Elections

Deux mille dix (2010) : L’espoir est tenu, mais il existe

par Elliott OHIN , le 14 septembre 2009, publié sur ufctogo.com

 

Il serait hasardeux de trop attendre uniquement de l’élection présidentielle de 2010 : L’histoire des élections au Togo ayant été toujours porteuse d’espoirs déçus sous la « monarchie totalitaire » des Gnassingbé.

La soi disant rénovation du RPT et le toilettage issu du Burkina Faso des règles du dépôt des candidatures sont des conditions nécessaires, mais pas suffisantes pour l’organisation d’une élection présidentielle transparente et démocratique.

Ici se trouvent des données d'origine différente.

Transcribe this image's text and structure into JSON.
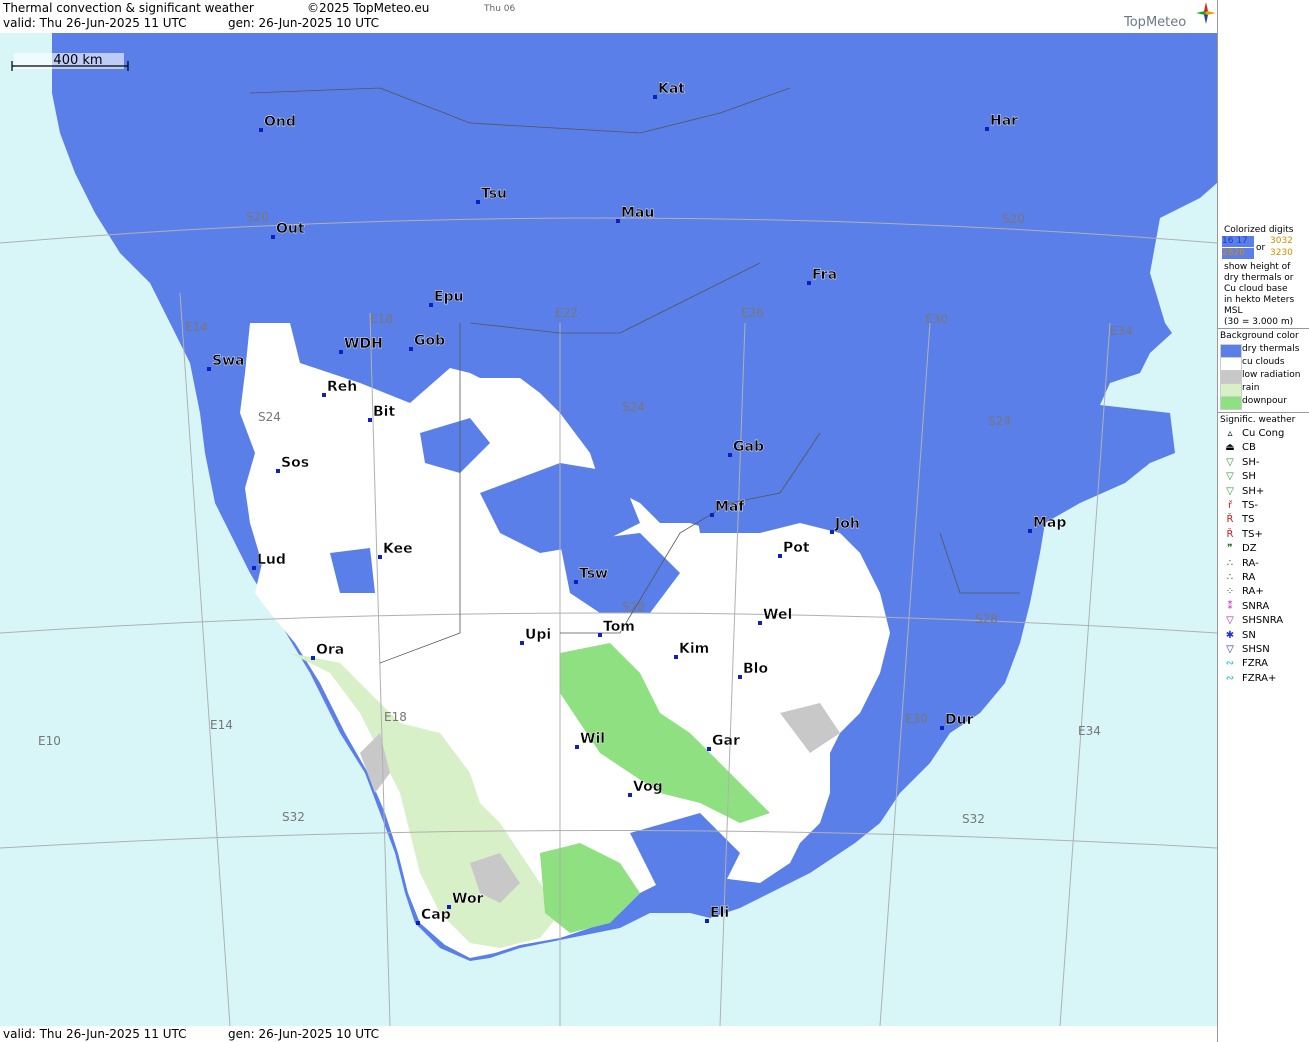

Le temps est venu pour les Togolais d’écrire leur histoire en mettant fin à un calvaire qui n’a que trop duré. Il faut que l’ordre de la civilisation l’emporte enfin sur l’ordre de la barbarie. Si nos pays voisins ont réussi l’alternance démocratique, nous pouvons aussi l’avoir. « Yes, we can ». Sans alternance, il n’y a pas de démocratie car l’alternance est le poumon de la démocratie. Voila pourquoi, l’élection présidentielle de 2010 doit être placée sous le signe irrévocable de l’alternance pour sortir enfin notre pays des ténèbres presque cinquantenaires.

L’un des principes de la démocratie, c’est la souveraineté populaire qui fonde la légitimité. Cette légitimité a toujours été refusée à notre peuple par les Gnassingbé et le RPT qui se sont octroyé leur propre légitimité. « Quand deux légitimités s’affrontent, c’est la force qui tranche ».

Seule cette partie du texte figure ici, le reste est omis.